If we don't want to include the end marker, we can just add a (take-nth 2) step instead:

(->> [1 2 3 :end 4 :end 5 6 :end]
     (partition-by #{:end})
     (take-nth 2))
;; => ((1 2 3) (4) (5 6))

To exclude beginning markers, we need a further step:

(->> [:start 1 2 3 :start 4 :start 5 6]
     (partition-by #{:start})
     rest
     (take-nth 2))
;; => ((1 2 3) (4) (5 6))

These solutions vary in verbosity, and the clarity of our intent varies inversely. Let's look at how medley's new partition-after and partition-before functions can make our intent clearer:

(m/partition-after #{:end} [1 2 3 :end 4 :end 5 6 :end])
;; => ((1 2 3 :end) (4 :end) (5 6 :end))

(m/partition-before #{:start} [:start 1 2 3 :start 4 :start 5 6])
;; => ((:start 1 2 3) (:start 4) (:start 5 6))

For the case where we don't want to include the markers, we can add a (map butlast ...) or (map rest ...) step:

(->> [1 2 3 :end 4 :end 5 6 :end]
     (m/partition-after #{:end})
     (map butlast))
;; => ((1 2 3) (4) (5 6))

(->> [:start 1 2 3 :start 4 :start 5 6]
     (m/partition-before #{:start})
     (map rest))
;; => ((1 2 3) (4) (5 6))

These aren't much terser, but are arguably clearer to read. However, the partition-by solutions rely on a few assumptions. Let's walk through some scenarios which can break these assumptions:

Partition markers may be consecutive

Clojure's partition-by groups consecutive elements for which f has the same return value, so consecutive markers are not split. Here we want to partition test-vec into sentences:

(defn find-ending-dot [s] (re-find #"\.$" s))
(defn find-starting-capital [s] (re-find #"^\p{Lu}" s))
(def test-vec ["Foo" "qux." "Bar." "Baz."])

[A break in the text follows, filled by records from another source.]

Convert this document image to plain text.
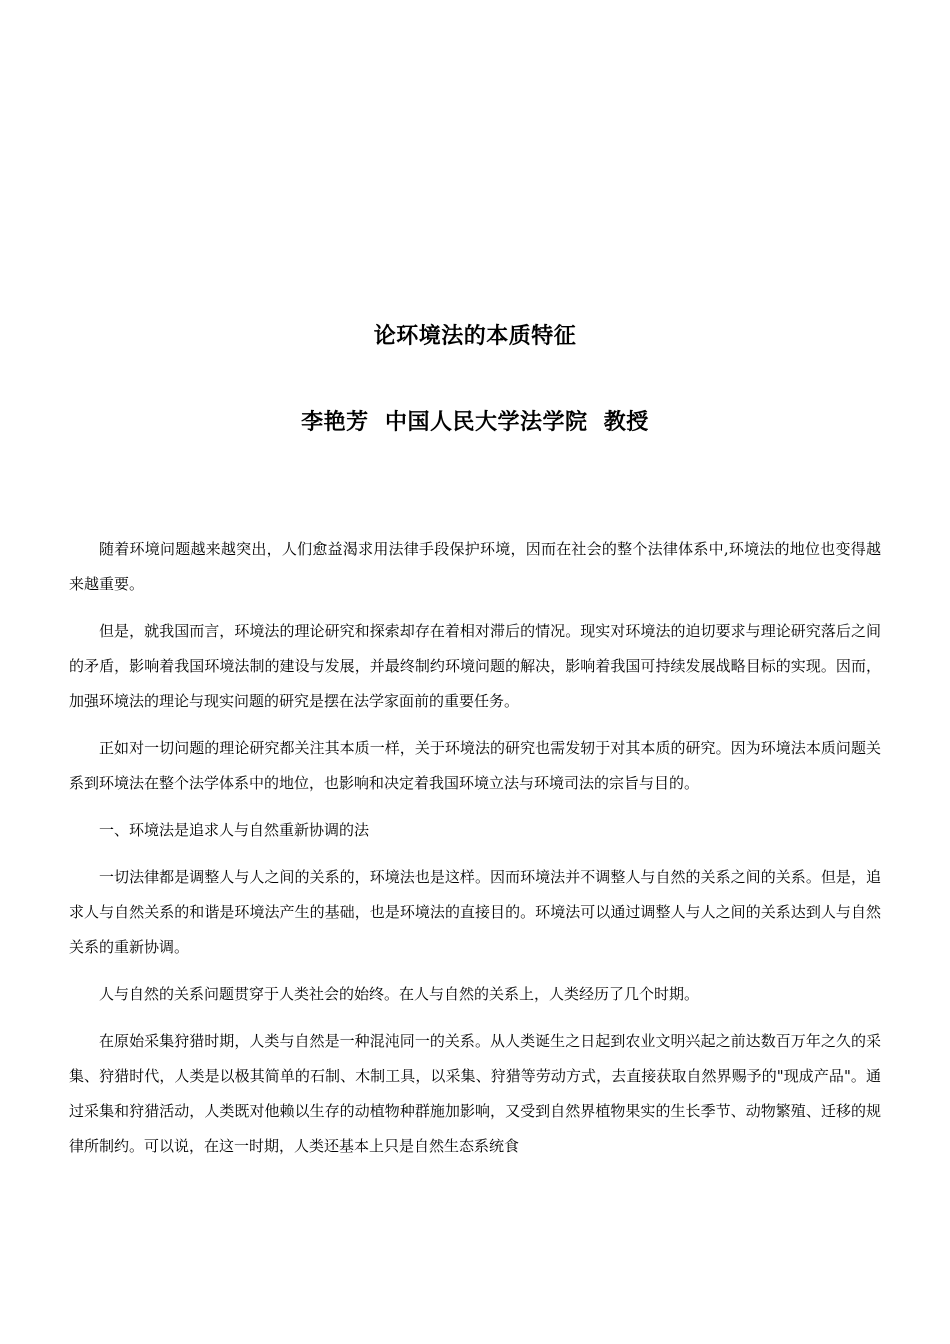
论环境法的本质特征
李艳芳  中国人民大学法学院  教授

随着环境问题越来越突出，人们愈益渴求用法律手段保护环境，因而在社会的整个法律体系中,环境法的地位也变得越来越重要。

但是，就我国而言，环境法的理论研究和探索却存在着相对滞后的情况。现实对环境法的迫切要求与理论研究落后之间的矛盾，影响着我国环境法制的建设与发展，并最终制约环境问题的解决，影响着我国可持续发展战略目标的实现。因而，加强环境法的理论与现实问题的研究是摆在法学家面前的重要任务。

正如对一切问题的理论研究都关注其本质一样，关于环境法的研究也需发轫于对其本质的研究。因为环境法本质问题关系到环境法在整个法学体系中的地位，也影响和决定着我国环境立法与环境司法的宗旨与目的。

一、环境法是追求人与自然重新协调的法

一切法律都是调整人与人之间的关系的，环境法也是这样。因而环境法并不调整人与自然的关系之间的关系。但是，追求人与自然关系的和谐是环境法产生的基础，也是环境法的直接目的。环境法可以通过调整人与人之间的关系达到人与自然关系的重新协调。

人与自然的关系问题贯穿于人类社会的始终。在人与自然的关系上，人类经历了几个时期。

在原始采集狩猎时期，人类与自然是一种混沌同一的关系。从人类诞生之日起到农业文明兴起之前达数百万年之久的采集、狩猎时代，人类是以极其简单的石制、木制工具，以采集、狩猎等劳动方式，去直接获取自然界赐予的"现成产品"。通过采集和狩猎活动，人类既对他赖以生存的动植物种群施加影响，又受到自然界植物果实的生长季节、动物繁殖、迁移的规律所制约。可以说，在这一时期，人类还基本上只是自然生态系统食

(partition-by find-ending-dot test-vec)
;; => (("Foo") ("qux." "Bar." "Baz.")) ; not what we want

(partition-by find-starting-capital test-vec)
;; => (("Foo") ("qux.") ("Bar." "Baz.")) ; not what we want

(m/partition-after find-ending-dot test-vec)
;; => (("Foo" "qux.") ("Bar.") ("Baz."))

(m/partition-before find-starting-capital test-vec)
;; => (("Foo" "qux.") ("Bar.") ("Baz."))

Partition markers may occur in unexpected order

Previous examples using partition-by with partition-all 2 rely on a specific order of markers and non-markers; namely that the first starting marker occurs before the first non-starting marker, and that the first ending marker occurs after the first non-ending marker. If this is starting to feel overly detailed, then the point has been made: building this capability manually can uncover unexpected behaviors before too long. Let's take a look at a few examples:

(->> (partition-by #{:start} [7 8 :start])
     (partition-all 2)
     (map #(apply concat %)))
;; => ((7 8 :start)) ; not what we want

(m/partition-before #{:start} [7 8 :start])
;; => ((7 8) (:start))

(->> (partition-by #{:end} [:end 7 8])
     (partition-all 2)
     (map #(apply concat %)))
;; => ((:end 7 8)) ; not what we want

(m/partition-after #{:end} [:end 7 8])
;; => ((:end) (7 8))

A common alternative approach, which solves many of these edge-case problems, is to close over some mutable state in order to help out partition-by:

(let [split (atom 0)
      part (fn [x]
             (let [old-split-val @split]
               (when (= :end x)
                 (swap! split inc))
               old-split-val))]
  (partition-by part [:end 7 8]))
;; => ((:end) (7 8))

Indeed, the stateful transducer arity of partition-after uses a similar approach. However, we usually try to avoid explicitly handling mutable state with otherwise-lazy code, and for good reason. This example is the least declarative, and therefore least readable of all the examples so far. Our two new medley functions are just as durable, but much more performant and readable.

Now we've covered the "what?" of these new functions, let's move onto the "how?"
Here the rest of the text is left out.